Arbeitgeber wollen weiter triumphieren

Geschrieben von: am 23. Jul 2019 um 11:24

Da reibt man sich verwundert die Augen. Die Süddeutsche Zeitung bringt eine exklusive Sommerlochgeschichte über den Präsidenten des Arbeitgeberverbandes Gesamtmetall, Rainer Dulger. Er droht der Gewerkschaft IG Metall mit einem Ende des Flächentarifvertrages. „Wenn alle Unternehmen die Tarifbindung verlassen, kann die Gewerkschaft zusehen, wie sie sich im Häuserkampf durchschlägt“, sagte Dulger in einem Interview. Warum aber Häuserkampf? Die Schlacht ist doch schon längst zugunsten der Arbeitgeber entschieden. Das zeigt gerade der jüngste Tarifabschluss, den Dulger als angeblich schmerzhaftes Beispiel hervorkramt.

Übertriebenes Gejammer

Das Gejammer der Unternehmen ist übertrieben. Sie prangern an, dass die Gewerkschaft andauernd höhere Löhne und mehr Freizeit für die Beschäftigen verlange. Ja was denn auch sonst? Das überfordere die Betriebe, die sich deshalb Stück für Stück aus dem Arbeitgeberverband verabschieden würden.
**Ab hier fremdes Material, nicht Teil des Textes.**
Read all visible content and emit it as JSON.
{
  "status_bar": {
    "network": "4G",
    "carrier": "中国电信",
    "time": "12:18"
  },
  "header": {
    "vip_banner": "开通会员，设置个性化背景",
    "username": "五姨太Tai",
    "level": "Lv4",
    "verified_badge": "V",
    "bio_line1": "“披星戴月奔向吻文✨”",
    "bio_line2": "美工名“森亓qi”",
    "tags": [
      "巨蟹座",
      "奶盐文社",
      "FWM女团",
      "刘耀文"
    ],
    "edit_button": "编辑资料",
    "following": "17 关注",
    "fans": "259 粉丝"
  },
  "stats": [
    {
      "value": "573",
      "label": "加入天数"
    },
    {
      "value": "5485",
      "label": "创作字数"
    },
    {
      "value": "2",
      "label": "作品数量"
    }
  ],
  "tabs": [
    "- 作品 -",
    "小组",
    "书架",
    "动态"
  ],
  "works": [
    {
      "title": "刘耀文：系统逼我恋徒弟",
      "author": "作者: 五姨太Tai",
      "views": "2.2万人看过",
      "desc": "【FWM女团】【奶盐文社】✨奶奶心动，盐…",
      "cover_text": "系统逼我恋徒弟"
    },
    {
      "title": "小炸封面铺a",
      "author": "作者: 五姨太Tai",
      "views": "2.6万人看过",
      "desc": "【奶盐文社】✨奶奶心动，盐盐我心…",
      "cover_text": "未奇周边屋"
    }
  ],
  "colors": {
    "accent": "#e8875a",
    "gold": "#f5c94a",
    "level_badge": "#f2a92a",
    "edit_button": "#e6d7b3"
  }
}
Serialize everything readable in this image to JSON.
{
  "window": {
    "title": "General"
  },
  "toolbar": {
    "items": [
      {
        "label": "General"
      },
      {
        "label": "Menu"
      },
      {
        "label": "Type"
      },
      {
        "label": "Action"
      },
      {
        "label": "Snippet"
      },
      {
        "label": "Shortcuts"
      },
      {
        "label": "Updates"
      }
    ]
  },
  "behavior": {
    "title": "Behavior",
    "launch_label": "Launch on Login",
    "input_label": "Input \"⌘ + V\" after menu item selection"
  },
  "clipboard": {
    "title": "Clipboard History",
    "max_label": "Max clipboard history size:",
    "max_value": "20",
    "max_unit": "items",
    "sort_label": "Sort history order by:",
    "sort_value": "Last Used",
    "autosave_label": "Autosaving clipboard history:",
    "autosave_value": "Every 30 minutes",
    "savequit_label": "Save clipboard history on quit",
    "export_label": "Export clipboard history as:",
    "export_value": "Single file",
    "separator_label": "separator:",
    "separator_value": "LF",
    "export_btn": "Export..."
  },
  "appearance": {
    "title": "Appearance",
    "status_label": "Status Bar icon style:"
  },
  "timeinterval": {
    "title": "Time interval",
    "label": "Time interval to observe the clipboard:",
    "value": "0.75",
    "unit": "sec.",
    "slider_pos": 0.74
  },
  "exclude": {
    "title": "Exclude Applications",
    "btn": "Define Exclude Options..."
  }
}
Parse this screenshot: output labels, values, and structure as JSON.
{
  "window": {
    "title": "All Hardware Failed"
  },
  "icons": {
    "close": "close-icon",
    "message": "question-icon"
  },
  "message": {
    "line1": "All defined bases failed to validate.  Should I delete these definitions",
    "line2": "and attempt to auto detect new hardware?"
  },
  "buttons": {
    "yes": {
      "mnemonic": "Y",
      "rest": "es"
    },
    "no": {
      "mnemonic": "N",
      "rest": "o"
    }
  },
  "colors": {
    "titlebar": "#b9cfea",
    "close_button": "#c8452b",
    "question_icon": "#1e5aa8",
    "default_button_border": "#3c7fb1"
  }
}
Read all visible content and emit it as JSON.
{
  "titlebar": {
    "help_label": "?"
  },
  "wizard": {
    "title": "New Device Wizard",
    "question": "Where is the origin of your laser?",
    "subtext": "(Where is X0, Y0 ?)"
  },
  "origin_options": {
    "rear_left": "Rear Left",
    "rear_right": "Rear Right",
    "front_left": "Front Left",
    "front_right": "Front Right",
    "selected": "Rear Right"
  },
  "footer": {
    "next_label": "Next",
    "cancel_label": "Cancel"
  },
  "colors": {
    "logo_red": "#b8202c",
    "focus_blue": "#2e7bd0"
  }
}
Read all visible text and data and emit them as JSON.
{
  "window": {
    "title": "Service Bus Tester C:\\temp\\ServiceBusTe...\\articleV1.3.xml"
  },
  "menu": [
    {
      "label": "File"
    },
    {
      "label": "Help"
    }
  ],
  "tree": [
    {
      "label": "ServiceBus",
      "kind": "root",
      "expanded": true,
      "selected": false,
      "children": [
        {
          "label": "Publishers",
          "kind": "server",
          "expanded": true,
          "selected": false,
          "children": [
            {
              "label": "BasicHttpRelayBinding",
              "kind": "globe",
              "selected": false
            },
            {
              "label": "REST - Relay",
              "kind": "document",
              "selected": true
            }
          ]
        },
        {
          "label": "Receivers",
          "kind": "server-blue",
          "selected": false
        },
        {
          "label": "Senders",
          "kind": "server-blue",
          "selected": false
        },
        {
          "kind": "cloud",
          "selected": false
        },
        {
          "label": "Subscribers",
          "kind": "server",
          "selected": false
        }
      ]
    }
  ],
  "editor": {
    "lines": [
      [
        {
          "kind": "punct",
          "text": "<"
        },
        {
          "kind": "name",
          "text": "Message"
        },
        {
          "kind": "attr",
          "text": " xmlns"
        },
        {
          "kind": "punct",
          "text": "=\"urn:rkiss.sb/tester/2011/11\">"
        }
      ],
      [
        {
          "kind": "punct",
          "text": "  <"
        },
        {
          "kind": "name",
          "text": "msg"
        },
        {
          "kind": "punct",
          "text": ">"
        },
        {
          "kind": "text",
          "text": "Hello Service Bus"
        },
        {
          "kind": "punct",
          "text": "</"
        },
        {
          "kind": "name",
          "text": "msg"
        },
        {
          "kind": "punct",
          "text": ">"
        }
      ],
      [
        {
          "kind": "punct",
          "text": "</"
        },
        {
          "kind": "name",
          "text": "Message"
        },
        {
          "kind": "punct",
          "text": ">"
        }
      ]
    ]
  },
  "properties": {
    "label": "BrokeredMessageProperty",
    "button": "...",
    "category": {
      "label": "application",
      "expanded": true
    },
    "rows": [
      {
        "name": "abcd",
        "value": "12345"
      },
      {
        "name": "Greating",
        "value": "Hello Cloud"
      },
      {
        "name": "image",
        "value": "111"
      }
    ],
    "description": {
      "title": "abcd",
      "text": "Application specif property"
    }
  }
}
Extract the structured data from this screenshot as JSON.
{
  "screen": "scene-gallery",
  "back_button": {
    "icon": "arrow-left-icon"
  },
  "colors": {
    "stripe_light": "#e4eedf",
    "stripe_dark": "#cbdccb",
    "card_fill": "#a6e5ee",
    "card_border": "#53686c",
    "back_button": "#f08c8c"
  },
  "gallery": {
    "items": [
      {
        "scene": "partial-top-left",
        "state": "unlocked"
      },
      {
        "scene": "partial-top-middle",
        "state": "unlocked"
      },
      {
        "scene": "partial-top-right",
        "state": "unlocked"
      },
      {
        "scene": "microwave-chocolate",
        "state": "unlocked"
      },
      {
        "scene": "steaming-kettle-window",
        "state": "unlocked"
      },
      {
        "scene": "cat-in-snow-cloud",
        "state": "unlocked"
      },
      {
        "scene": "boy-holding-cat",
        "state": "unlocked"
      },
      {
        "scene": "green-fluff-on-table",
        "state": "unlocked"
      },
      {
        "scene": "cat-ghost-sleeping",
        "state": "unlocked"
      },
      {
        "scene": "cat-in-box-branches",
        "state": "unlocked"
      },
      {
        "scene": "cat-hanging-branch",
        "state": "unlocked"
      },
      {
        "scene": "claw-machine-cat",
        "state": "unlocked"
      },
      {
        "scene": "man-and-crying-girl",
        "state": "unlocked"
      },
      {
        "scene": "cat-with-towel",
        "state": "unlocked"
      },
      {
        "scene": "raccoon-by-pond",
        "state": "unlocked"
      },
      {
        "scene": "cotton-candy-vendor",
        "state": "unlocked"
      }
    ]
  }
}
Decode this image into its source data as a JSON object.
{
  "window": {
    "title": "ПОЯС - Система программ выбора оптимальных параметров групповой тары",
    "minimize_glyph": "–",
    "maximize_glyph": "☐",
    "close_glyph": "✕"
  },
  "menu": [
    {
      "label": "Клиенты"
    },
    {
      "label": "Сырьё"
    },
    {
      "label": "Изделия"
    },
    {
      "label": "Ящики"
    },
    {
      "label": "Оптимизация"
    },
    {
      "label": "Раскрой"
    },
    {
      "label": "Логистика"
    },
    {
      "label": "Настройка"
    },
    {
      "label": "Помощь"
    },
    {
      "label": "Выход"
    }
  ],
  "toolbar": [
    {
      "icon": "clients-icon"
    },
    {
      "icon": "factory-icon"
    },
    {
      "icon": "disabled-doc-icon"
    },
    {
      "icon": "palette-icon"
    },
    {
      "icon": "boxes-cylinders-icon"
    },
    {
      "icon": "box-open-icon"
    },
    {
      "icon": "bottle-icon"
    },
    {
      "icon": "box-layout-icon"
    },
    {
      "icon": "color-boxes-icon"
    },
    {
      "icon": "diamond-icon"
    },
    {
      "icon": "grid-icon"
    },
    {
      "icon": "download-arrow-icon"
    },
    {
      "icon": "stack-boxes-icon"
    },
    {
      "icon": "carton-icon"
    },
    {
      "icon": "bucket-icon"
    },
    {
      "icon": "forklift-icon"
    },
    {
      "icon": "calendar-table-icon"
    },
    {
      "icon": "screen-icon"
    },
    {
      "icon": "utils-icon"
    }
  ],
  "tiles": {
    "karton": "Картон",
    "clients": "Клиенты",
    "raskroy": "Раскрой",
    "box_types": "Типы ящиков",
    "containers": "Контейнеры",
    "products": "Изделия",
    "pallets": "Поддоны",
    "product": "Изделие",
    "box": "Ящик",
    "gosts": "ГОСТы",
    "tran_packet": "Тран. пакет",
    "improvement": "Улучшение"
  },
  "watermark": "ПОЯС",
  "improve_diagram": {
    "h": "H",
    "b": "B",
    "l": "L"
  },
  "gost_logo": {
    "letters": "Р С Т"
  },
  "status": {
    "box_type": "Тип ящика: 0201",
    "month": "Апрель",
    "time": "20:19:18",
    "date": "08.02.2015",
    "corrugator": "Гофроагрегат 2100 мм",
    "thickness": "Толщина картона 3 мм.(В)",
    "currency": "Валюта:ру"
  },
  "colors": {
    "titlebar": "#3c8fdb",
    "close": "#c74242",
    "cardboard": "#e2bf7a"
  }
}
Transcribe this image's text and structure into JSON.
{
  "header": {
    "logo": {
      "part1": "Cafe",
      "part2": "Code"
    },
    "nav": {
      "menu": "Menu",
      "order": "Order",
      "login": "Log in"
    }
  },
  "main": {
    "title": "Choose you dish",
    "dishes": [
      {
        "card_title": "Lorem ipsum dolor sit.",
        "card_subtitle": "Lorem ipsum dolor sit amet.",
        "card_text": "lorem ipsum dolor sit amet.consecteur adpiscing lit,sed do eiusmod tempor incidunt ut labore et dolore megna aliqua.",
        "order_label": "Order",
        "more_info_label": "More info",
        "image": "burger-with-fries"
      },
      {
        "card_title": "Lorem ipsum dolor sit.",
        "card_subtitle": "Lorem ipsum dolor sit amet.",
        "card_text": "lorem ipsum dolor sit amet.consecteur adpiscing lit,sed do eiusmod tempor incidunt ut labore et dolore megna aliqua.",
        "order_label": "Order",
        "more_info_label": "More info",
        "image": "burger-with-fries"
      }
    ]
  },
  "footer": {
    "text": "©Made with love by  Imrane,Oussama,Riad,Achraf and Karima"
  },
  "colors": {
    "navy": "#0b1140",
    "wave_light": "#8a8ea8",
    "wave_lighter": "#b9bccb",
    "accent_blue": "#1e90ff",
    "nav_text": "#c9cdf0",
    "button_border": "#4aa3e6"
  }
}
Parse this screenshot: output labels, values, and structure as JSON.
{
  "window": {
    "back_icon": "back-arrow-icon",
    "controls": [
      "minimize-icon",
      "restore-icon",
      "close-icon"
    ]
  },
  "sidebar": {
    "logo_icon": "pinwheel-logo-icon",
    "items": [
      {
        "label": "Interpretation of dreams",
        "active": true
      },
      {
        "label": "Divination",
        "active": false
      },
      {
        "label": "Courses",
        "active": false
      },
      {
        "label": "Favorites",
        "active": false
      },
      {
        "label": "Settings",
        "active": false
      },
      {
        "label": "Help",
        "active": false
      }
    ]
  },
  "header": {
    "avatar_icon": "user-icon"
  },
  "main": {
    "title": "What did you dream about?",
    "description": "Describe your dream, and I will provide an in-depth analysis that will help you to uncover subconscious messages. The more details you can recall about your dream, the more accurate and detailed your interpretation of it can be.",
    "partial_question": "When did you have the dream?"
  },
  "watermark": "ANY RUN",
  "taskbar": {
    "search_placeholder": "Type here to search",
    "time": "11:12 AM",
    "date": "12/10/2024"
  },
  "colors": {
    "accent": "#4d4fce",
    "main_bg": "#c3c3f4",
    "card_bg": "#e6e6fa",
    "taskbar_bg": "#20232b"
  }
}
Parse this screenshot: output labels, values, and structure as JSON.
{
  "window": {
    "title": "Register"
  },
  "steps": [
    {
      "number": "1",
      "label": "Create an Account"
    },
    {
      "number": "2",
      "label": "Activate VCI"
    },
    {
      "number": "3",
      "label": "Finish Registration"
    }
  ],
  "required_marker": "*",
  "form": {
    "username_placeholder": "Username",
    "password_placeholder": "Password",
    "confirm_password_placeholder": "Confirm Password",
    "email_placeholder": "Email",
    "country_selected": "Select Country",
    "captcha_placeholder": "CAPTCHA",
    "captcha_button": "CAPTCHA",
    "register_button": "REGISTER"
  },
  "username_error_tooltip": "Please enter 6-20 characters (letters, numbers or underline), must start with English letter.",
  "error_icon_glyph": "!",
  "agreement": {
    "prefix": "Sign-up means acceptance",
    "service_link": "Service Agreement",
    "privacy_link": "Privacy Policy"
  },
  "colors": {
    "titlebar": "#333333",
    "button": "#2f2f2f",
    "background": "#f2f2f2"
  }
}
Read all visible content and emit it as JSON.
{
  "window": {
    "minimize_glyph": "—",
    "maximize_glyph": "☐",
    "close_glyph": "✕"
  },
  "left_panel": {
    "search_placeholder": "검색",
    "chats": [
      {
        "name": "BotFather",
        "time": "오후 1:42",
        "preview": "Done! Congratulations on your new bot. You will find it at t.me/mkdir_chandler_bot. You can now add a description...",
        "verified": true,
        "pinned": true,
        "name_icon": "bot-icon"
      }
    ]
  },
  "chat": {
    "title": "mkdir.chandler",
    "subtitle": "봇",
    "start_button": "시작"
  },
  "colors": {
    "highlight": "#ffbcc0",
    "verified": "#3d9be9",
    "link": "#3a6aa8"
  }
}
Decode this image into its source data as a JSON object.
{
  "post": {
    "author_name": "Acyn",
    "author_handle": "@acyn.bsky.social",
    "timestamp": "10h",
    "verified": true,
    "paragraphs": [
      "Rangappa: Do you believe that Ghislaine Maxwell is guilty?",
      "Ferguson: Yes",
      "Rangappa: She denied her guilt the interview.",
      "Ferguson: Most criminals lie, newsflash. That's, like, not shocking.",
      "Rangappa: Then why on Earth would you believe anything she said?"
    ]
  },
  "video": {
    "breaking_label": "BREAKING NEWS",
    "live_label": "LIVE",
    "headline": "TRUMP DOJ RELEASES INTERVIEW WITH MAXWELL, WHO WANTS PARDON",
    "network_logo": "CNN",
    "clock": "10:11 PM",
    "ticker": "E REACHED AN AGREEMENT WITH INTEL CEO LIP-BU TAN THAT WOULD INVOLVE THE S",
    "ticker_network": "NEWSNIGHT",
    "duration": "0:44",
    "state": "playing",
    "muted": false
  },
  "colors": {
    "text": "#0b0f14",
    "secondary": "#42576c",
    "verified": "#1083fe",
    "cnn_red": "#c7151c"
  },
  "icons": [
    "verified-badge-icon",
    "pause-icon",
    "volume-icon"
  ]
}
Diese Geschichte hat Dulger bereits Anfang 2018 erzählt, zur Zeit des jüngsten Tarifabschlusses. Den führt der Verbandschef oder die Interviewer, man weiß es wohl erst hinter der Bezahlschranke genauer, auch an, um zu zeigen, unter welch harten Lohnbedingungen die Arbeitgeber zu leiden hätten. „Es war ein sehr, sehr hoher Abschluss, der bei uns zu Austritten geführt hat“, sagte Dulger. „Ich habe da wirklich Sorgen: sowohl, was die Tarifbindung der Betriebe, als auch die Wettbewerbsfähigkeit der Industrie betrifft.“

Die IG Metall setzte 4,3 Prozent durch, heißt es in dem Teaser-Bericht, der nicht hinter der Bezahlschranke steht. Das klingt zunächst nach viel. Jedoch bleibt unerwähnt, dass der Tarifabschluss ein hochkompliziertes Gewirr aus intransparenten Vereinbarungen mit einer Reihe von Einmalzahlungen ist, der aber für ganze 27 Monate gilt. Auf ein Jahr gerechnet, kommt damit etwas anderes in der Lohntüte heraus, als plakativ angegeben. Unerwähnt bleibt auch, dass die Gewerkschaft mit 6 Prozent mehr Lohn damals in die Verhandlungen gegangen ist. Ist das Ergebnis nun immer noch schmerzhaft. Eindeutig ja, aber nicht für die Arbeitgeber, sondern für die Arbeitnehmer, die vermutlich trotz der Steigerung ihrer Tariflöhne kaum mit einer Zunahme ihrer realen Einkommen rechnen können. Gewonnen haben dagegen die Arbeitgeber. Sie haben über zwei Jahre lang Ruhe an der Streikfront für einen sehr moderaten Preis erstanden, der aber öffentlich als außerordentlich teuer verkauft und verstanden wird.

Nachwirkungen

Deshalb jammern die Arbeitgeber weiter über die Streikoptionen der Gewerkschaften und erwecken damit den Eindruck, nicht sie, sondern die Arbeitnehmer hätten eine überlegenere Position, die zudem um unfaire Mittel im Arbeitskampf ergänzt würde. „Das ist einfach zu viel für uns“, erfährt der Leser von Dulger hinter der Bezahlschranke der Süddeutschen Zeitung. Daher drohen die Arbeitgeber mit weiterer Tarifflucht. Das nutzt aber bei einer langen Laufzeit von Tarifverträgen nicht sonderlich viel. Denn so lange der Tarifvertrag gilt, gilt er, auch für Unternehmen, die aus dem Arbeitgeberverband austreten. Der Vertrag gilt sogar noch über sein reguläres Ende hinaus, solange kein neuer Tarifvertrag abgeschlossen worden ist. Nachwirkung nennt der Gesetzgeber das. Die Drohung mit der Tarifflucht ist daher zwar nicht gänzlich gegenstandslos, aber ein Häuserkampf, so wie Dulger es formuliert, ist es nun auch wieder nicht.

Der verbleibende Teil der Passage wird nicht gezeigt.